Comme pour le progrès technique, la question du développement doit être abordée selon une approche dialectique et non comme une perspective uniforme. Il existe un développement
capitaliste, destructeur, et un développement nécessaire dont l’Amérique latine a besoin : plus de services publics, d’électricité, d’approvisionnement en eau, d’assainissement, etc.

L’Amérique latine peut être pionnière en matière de progrès technique respectueux des équilibres naturels, contrairement aux sociétés occidentales. Dans ce combat, la gauche, les paysans, les indigènes et une partie de l’Église jouent un rôle fondamental.

Diario Red / Insoumission : Quels sont les principaux obstacles à une politique écologiste et écosocialiste en Amérique latine, et au Brésil en particulier ?

Je pense que la gauche latino-américaine a souffert d’une idéalisation du pétrole. Le contrôle de celui-ci était perçu comme un moyen d’acquérir plus de souveraineté économique par rapport aux États-Unis, mais il a fini par affaiblir les économies du continent, dévaster l’environnement et attiser les ambitions des oligarchies étrangères.

Cependant, je constate quelques signaux positifs. Au sein du gouvernement de Lula, la ministre de l’Environnement, Marina Silva, s’oppose à l’exploitation pétrolière dans l’estuaire de l’Amazone. Lula n’a pas encore pris de décision sur le sujet, mais il est important que cette position ait été exprimée.
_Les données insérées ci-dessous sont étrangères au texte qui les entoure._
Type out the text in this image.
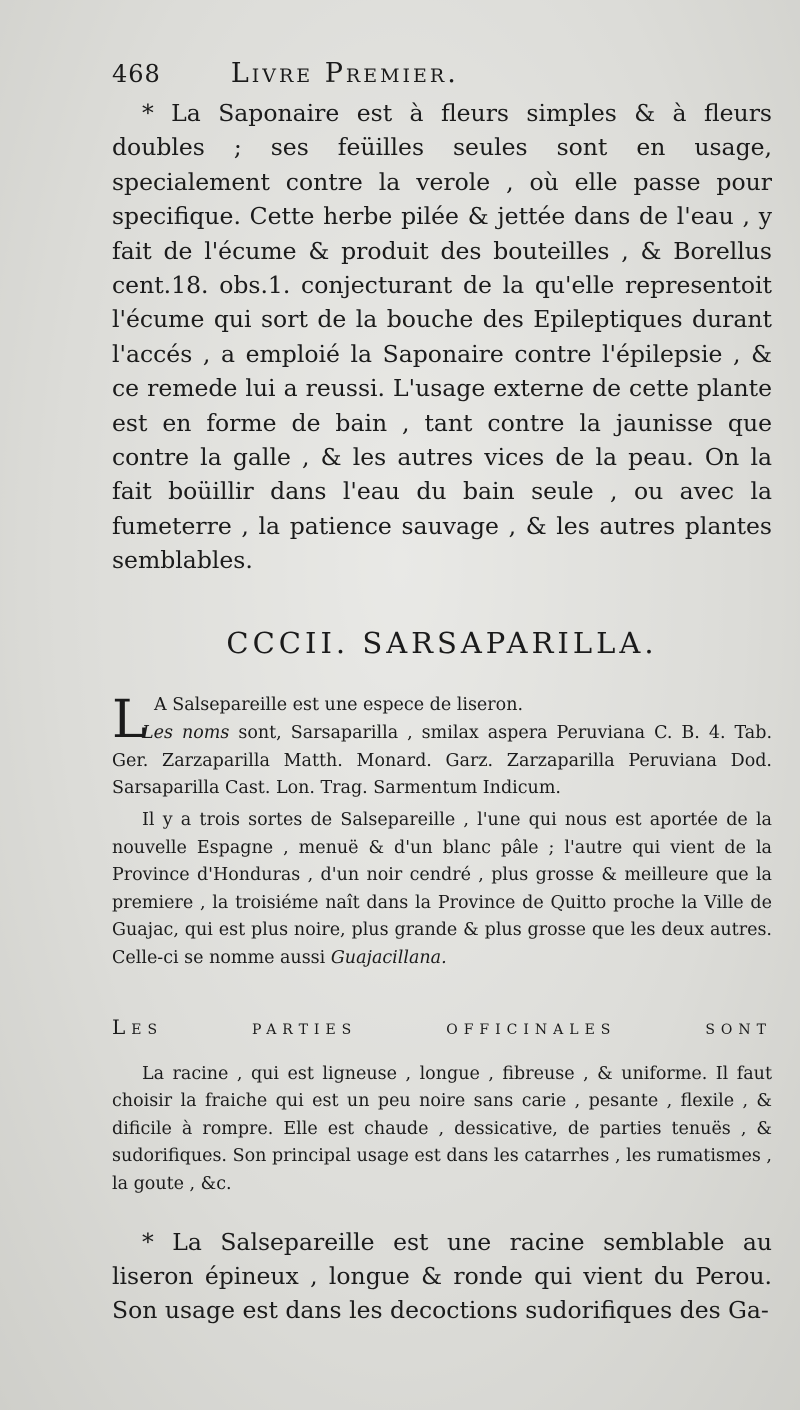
468	Livre Premier.

* La Saponaire est à fleurs simples & à fleurs doubles ; ses feüilles seules sont en usage, specialement contre la verole , où elle passe pour specifique. Cette herbe pilée & jettée dans de l'eau , y fait de l'écume & produit des bouteilles , & Borellus cent.18. obs.1. conjecturant de la qu'elle representoit l'écume qui sort de la bouche des Epileptiques durant l'accés , a emploié la Saponaire contre l'épilepsie , & ce remede lui a reussi. L'usage externe de cette plante est en forme de bain , tant contre la jaunisse que contre la galle , & les autres vices de la peau. On la fait boüillir dans l'eau du bain seule , ou avec la fumeterre , la patience sauvage , & les autres plantes semblables.

CCCII. SARSAPARILLA.
L A Salsepareille est une espece de liseron.

Les noms sont, Sarsaparilla , smilax aspera Peruviana C. B. 4. Tab. Ger. Zarzaparilla Matth. Monard. Garz. Zarzaparilla Peruviana Dod. Sarsaparilla Cast. Lon. Trag. Sarmentum Indicum.

Il y a trois sortes de Salsepareille , l'une qui nous est aportée de la nouvelle Espagne , menuë & d'un blanc pâle ; l'autre qui vient de la Province d'Honduras , d'un noir cendré , plus grosse & meilleure que la premiere , la troisiéme naît dans la Province de Quitto proche la Ville de Guajac, qui est plus noire, plus grande & plus grosse que les deux autres. Celle-ci se nomme aussi Guajacillana.

Les parties officinales sont

La racine , qui est ligneuse , longue , fibreuse , & uniforme. Il faut choisir la fraiche qui est un peu noire sans carie , pesante , flexile , & dificile à rompre. Elle est chaude , dessicative, de parties tenuës , & sudorifiques. Son principal usage est dans les catarrhes , les rumatismes , la goute , &c.

* La Salsepareille est une racine semblable au liseron épineux , longue & ronde qui vient du Perou. Son usage est dans les decoctions sudorifiques des Ga-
La seconde menace est le libre-échange et la surdépendance au marché mondial, dont j’ai exposé la relation de cause à effet avec la déforestation de l’Amazonie. Il est certain que la signature de l’accord de libre-échange entre l’Union européenne et le Mercosur est une très mauvaise nouvelle pour la préservation de l’environnement en Amérique latine.